Osborne grinned. “Nephew or not, I think anybody curious could have known anything they wanted to about that case. The sheriff’s department doesn’t seem too careful about its files.”
“So we hear,” Chee said, also grinning. “What was it this time?”
“Well, he had a bunch of stuff copied out of that McKay homicide in the car with him.”
“Sensitive stuff?”
“I guess there wasn’t anything very sensitive about that one,” Osborne said. “My files show it was open and shut. Denton shot McKay, admitted it, claimed self-defense in a scam that turned into an attempted robbery, pleaded, and did his time.” Osborne shrugged. “Closed case.”
“We need more like that,” Chee said. “What in the world would Doherty want to make copies of?”
“Some of the stuff from McKay’s briefcase. Maps, sketches, notes on gold assays, copies of stuff from the records out at Fort Wingate.” He laughed. “He even made a copy of a State Farm Insurance business card, front and back. That seemed odd, right? So we checked out the agent. A local guy, and all we found out was that McKay didn’t buy a policy. And some numbers were jotted on the back.”
“Telephone numbers? An address?”
“No idea. Started with a ‘D’ and then three or four
numbers. I guess they must have meant something to McKay.”

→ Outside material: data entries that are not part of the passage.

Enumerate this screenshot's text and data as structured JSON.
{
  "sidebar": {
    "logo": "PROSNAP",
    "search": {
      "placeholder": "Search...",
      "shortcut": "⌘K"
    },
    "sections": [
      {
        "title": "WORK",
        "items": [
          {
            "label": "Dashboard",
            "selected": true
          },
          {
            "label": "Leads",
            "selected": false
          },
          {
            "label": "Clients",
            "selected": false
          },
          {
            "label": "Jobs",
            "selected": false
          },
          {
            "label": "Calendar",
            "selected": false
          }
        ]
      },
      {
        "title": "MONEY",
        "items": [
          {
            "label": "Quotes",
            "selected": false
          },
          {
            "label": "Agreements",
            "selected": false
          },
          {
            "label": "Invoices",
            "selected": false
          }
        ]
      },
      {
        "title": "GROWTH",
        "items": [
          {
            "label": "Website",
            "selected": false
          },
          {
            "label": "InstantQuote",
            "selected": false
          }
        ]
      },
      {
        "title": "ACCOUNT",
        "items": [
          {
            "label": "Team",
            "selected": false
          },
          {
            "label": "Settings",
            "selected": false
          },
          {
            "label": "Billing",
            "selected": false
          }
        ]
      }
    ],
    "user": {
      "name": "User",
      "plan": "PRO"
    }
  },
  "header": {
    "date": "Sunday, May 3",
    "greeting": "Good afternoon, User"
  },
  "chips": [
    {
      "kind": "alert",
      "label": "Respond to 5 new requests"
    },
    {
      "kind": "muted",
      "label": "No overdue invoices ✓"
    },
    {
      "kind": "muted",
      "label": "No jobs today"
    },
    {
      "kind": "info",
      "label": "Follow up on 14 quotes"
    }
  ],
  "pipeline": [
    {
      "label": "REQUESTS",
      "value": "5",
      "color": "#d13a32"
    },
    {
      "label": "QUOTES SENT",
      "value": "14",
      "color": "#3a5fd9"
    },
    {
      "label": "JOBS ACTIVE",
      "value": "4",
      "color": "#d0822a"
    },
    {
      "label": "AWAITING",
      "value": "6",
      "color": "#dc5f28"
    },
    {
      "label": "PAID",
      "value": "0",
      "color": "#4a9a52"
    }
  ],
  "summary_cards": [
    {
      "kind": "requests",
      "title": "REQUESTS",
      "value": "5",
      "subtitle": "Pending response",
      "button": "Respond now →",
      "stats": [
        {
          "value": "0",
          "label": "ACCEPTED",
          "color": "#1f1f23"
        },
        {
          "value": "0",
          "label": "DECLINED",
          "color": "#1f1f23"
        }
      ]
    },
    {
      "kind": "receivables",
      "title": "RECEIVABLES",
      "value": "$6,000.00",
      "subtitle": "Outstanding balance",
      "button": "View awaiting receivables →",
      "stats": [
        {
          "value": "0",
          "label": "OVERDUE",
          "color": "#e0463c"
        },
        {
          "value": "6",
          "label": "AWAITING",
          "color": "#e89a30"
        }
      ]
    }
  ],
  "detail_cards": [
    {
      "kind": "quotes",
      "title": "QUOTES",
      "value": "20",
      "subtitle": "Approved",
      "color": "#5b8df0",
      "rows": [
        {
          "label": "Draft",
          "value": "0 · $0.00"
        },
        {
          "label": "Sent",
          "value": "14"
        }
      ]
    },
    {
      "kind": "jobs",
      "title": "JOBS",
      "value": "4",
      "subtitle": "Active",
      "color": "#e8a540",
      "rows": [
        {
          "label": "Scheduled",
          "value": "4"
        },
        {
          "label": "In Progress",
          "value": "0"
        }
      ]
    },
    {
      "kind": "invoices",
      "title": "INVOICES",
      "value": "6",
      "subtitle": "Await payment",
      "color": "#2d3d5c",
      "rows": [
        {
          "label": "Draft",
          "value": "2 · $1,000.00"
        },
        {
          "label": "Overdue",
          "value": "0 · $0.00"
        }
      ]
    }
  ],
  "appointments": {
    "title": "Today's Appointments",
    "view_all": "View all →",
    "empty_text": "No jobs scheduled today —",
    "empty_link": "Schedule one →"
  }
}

Chee nodded. “I guess there’s nothing wrong with that. Not if he just made copies.” He waited a moment, and added: “Be a different matter if they let him walk off with the original stuff.”
“Yes, indeed,” said Osborne.
“Ah, well,” Chee said. “I guess the property clerk would be a family friend. And what would it matter? Closed case, after all.” Chee laughed. “What did he get off with? Anything valuable?”
“Not very,” Osborne said. “Unless somebody collects old Prince Albert pipe tobacco cans. You remember those?”
“Just barely,” Chee said. “I never smoked a pipe. Why would he take something like that?”
“The theory is that maybe he wanted the sand in it, for the same reason McKay had it.”
Osborne was grinning, enjoying this. Chee rewarded him with a quizzical look and wasted a few moments pondering.
“Like maybe McKay was pretending it was placer gold sand,” Chee said. “Using it to persuade Denton he’d found the gold mine he was trying to sell him? Is that it?”
“All I know is the can had some sand in it and according to the case records, a little of what they called ‘placer gold dust’ mixed in,” said Osborne, “and Doherty had it with him in his truck. We found it out on the ground. As you know the ambulance crew got there before the crime scene people. Things got knocked around.” Osborne’s expression said that was all he intended to say about this subject.